En parallèle du MIPCOM, grand-messe de l’industrie audiovisuelle internationale, c’était encore la fête aux séries sur la Croisette. Plusieurs programmes hors compétition ont été présentés par leur diffuseur : le partenaire des débuts, Canal+, avec la saison 2 de Validé et l’ultime saison de Gomorra, la coproduction internationale Le Tour du Monde en 80 Jours avec David Tennant… Beta Film, géant de la production et distribution allemande, y présentait aussi sa relecture de Sissi, qui hésite entre récit d’émancipation personnelle d’une jeune impératrice (incarnée par la Suissesse Dominique Davanport) et drame grandiloquent en costumes sur fond de conflit austro-hongrois. Une chose est sûre, le projet se nourrit du dynamisme de séries comme Downton Abbey et Bridgerton pour faire virevolter ses caméras autour d’une pléiade de personnages sculpturaux. Un cahier des charges bien rempli avant une programmation française qui devrait se faire sur une des chaînes du groupe TF1 (et on parie sur les fêtes de fin d’année par ici).
Le cru 2021 de Canneséries, après avoir visionné les dix séries « format long » (à ne pas confondre avec la catégorie « séries courtes »), ne laisse que peu de suspense quant à celle qui allait décrocher le Prix de la Meilleure Série. Mister 8, venue tout droit de Finlande, frappe d’emblée très fort avec un rencard plaisant entre Juho (Pekka Strang) et Maria (Krista Kosonen) qui se transforme rapidement en situation épineuse quand Juho découvre que celle qu’il convoite a plusieurs hommes dans sa vie. Sept, en fait, un pour chaque jour de la semaine. Et que ce petit groupe se connaît.
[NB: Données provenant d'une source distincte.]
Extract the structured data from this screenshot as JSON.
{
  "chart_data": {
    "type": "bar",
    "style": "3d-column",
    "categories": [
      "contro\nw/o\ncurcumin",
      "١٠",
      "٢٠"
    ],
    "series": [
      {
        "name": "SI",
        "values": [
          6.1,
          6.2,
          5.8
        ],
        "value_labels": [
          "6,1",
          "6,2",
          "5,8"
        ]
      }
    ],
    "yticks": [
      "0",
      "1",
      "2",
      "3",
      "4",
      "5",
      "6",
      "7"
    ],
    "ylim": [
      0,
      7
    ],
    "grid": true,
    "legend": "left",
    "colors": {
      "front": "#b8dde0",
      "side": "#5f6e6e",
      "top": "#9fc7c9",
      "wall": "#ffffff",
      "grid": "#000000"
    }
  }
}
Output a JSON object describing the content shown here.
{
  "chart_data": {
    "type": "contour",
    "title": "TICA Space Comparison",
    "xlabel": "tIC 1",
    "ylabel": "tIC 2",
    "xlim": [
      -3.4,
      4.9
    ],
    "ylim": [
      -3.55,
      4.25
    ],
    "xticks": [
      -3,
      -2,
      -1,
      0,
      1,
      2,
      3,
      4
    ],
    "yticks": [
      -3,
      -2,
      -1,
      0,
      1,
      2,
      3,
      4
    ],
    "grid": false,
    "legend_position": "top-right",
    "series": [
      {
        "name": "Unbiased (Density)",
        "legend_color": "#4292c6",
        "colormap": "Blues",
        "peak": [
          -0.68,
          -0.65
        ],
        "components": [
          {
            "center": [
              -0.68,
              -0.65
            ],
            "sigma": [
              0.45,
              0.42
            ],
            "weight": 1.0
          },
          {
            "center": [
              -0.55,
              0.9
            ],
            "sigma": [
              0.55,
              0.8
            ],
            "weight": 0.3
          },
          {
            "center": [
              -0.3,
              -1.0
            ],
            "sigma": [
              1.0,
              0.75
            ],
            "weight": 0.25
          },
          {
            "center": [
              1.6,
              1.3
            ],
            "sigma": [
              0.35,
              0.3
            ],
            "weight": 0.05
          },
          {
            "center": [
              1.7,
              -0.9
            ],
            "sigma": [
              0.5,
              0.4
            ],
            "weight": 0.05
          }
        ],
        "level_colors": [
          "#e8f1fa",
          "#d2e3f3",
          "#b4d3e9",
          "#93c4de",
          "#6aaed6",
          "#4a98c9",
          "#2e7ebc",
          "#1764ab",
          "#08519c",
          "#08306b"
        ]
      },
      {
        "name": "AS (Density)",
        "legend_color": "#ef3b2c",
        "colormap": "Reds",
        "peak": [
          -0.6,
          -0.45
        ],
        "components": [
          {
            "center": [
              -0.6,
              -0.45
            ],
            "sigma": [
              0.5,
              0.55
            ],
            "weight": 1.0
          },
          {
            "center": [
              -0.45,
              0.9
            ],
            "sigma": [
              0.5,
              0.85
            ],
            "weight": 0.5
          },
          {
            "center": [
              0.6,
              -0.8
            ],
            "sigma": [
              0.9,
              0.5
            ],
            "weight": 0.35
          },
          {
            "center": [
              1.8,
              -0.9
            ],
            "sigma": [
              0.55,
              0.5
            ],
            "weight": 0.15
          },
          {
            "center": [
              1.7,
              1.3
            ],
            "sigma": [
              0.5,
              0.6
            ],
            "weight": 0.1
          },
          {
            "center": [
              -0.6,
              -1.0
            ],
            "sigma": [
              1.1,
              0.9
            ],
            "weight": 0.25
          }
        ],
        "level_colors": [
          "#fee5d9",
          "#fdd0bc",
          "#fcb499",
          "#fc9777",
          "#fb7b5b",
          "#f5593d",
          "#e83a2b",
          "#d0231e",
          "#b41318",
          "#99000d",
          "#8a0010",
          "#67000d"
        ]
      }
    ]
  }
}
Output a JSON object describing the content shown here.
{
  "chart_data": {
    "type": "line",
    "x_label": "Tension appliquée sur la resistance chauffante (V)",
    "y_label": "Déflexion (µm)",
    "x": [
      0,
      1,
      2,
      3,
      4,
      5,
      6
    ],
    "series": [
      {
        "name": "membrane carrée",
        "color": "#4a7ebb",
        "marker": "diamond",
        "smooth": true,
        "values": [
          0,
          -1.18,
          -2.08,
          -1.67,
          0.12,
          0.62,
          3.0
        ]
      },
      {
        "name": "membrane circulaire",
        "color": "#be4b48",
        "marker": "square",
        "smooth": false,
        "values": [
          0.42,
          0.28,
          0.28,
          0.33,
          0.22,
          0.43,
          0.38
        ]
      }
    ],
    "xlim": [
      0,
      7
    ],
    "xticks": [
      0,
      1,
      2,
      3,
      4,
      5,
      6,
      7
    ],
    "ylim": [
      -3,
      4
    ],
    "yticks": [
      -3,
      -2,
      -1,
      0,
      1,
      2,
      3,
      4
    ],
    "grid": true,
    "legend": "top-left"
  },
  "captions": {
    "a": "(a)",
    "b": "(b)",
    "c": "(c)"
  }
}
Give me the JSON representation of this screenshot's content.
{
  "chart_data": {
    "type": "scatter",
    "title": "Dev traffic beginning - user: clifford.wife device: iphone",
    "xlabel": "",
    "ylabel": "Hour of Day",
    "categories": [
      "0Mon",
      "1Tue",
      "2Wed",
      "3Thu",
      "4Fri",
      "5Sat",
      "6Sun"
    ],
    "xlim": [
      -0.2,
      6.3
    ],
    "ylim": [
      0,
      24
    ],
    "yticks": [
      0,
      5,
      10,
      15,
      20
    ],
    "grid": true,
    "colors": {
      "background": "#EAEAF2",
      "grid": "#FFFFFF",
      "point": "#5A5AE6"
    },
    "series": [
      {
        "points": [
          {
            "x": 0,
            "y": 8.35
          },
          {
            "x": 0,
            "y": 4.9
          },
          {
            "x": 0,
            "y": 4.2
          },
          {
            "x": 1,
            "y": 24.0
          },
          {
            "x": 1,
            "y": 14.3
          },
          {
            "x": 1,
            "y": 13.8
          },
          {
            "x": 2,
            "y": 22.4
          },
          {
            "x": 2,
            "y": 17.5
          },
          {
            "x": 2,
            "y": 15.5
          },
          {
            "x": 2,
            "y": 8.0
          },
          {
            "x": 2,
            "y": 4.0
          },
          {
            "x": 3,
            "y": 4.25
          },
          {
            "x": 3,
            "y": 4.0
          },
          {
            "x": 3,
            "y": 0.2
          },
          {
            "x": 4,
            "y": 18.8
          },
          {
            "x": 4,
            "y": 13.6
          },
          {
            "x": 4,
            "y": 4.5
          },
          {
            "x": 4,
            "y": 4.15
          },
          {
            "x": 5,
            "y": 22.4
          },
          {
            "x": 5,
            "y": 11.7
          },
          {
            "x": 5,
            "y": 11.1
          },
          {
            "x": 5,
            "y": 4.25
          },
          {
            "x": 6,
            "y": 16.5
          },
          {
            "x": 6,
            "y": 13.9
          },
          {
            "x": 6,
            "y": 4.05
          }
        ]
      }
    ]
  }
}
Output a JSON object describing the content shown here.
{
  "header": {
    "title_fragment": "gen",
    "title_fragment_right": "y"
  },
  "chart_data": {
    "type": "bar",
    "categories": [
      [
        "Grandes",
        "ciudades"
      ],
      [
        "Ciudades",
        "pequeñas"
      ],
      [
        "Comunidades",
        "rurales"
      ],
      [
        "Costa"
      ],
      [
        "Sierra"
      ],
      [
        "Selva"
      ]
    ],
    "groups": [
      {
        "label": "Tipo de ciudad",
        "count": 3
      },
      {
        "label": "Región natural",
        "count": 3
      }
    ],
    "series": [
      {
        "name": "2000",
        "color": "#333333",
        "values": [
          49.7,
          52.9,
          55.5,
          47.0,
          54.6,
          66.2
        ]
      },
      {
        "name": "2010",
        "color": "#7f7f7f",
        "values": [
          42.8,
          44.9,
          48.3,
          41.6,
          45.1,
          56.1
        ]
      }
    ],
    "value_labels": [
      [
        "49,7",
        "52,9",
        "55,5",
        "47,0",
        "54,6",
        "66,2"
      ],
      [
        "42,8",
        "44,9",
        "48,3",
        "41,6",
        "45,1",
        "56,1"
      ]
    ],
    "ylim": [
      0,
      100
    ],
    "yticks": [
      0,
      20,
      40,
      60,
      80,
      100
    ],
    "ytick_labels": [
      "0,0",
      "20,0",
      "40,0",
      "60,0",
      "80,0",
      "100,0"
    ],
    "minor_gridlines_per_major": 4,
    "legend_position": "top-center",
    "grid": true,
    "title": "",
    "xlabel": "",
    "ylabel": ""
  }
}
Mais il se réunit régulièrement à l’initiative de Maria pour déterminer des règles bien spécifiques pour gérer ce ménage à huit. Juho se retrouve donc à être le huitième homme. Plongée dans une photographie monochrome classieuse mais un peu vaine, Mister 8 tire le maximum des personnalités très différentes attirées par Maria, toutes des archétypes, toutes décuplées par la force d’une distribution masculine excellente. La compétition entre eux, les côtés bossy de l’héroïne et son cadre de travail constamment overbooké et jamais à court d’énergie suffisent à tirer la série vers le haut. Un coup de maître de la part de ses créateurs Teemu Nikki et Jani Pösö, venant d’un pays nordiste peu connu pour ses comédies et ses adaptations étrangères du genre.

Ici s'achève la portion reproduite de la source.